Lady Allen of Hurtwood wrote those words in her 1968 manifesto, Planning for Play. Hurtwood was an English landscape architect and one of the preeminent advocates for adventure playgrounds on both sides of the Atlantic. Finding vintage playground books can be a bit of a struggle, and the books can cost a pretty penny. But thanks to the blogger Paige Johnson, Hurtwood’s book is now available to inspire the next generation of playground designers
Johnson is a bit of a polymath; at her day job she works as a scientist studying nano-structures. In her spare time she blogs about playground design and history at Playscapes. She recently took the initiative to contact the copyright holders for a number of vintage playground books and got their permission to act as their digital publisher. In addition to Planning for Play, she is also publishing M. Paul Friedberg’s 1975 book Handcrafted Playgrounds.
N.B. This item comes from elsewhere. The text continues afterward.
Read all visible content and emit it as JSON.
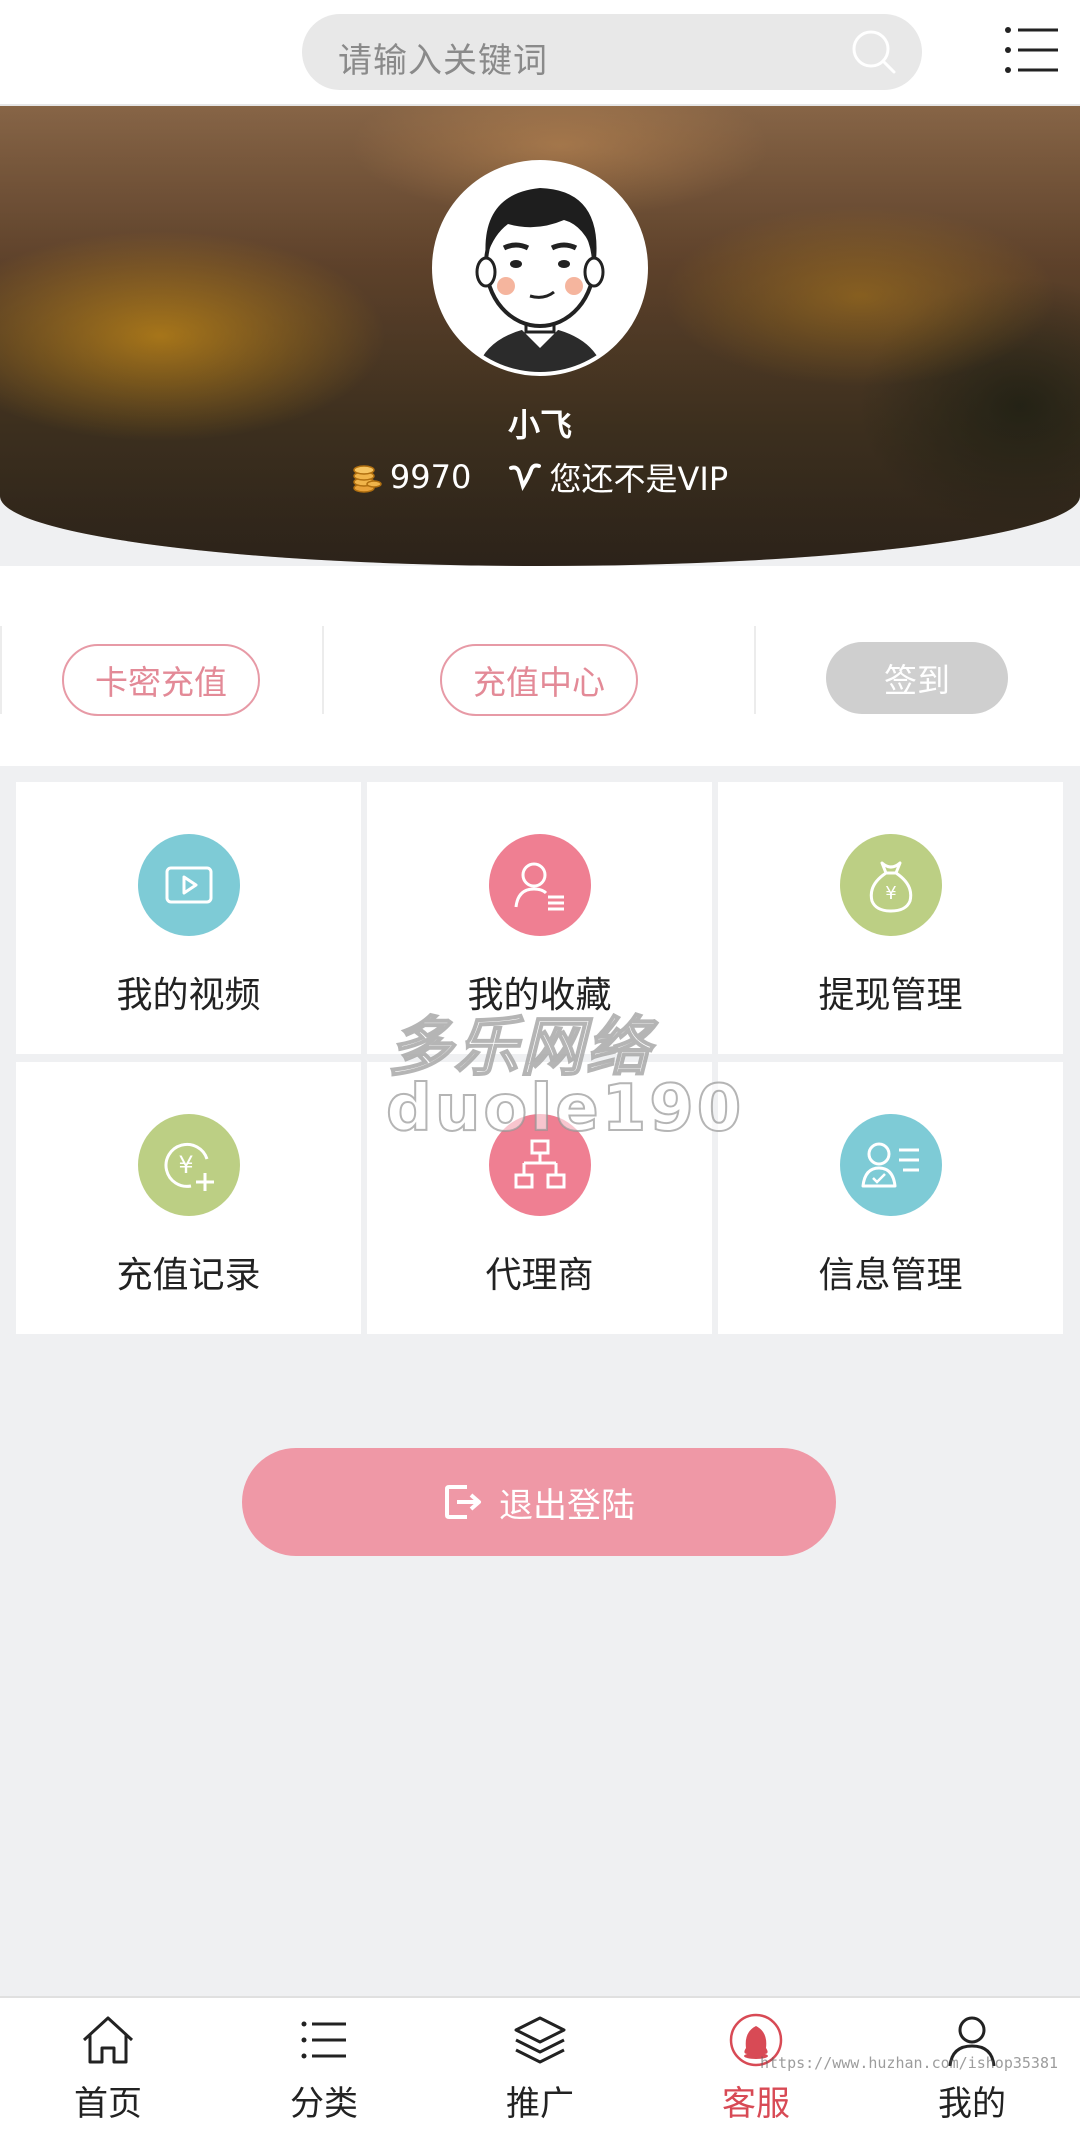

Friedberg had a similar mentality as Hurtwood, as the book’s foreword explains: “Handcrafted Playgrounds is a sketchbook of designs based on two very simple premises: anyone can build a playground, and the actual process of building it can be as important as the finished product.
It gives the builders (who should certainly include the children for whom it is planned) a chance to shape their environment, to create something to answer their specific needs.”
Johnson is making the books available as PDFs for only $6 apiece, a price that indicates this is clearly a labor of love. Of course the playgrounds they show do not necessarily meet modern codes, so landscape architects are advised to take that into consideration as they try to replicate what made them work.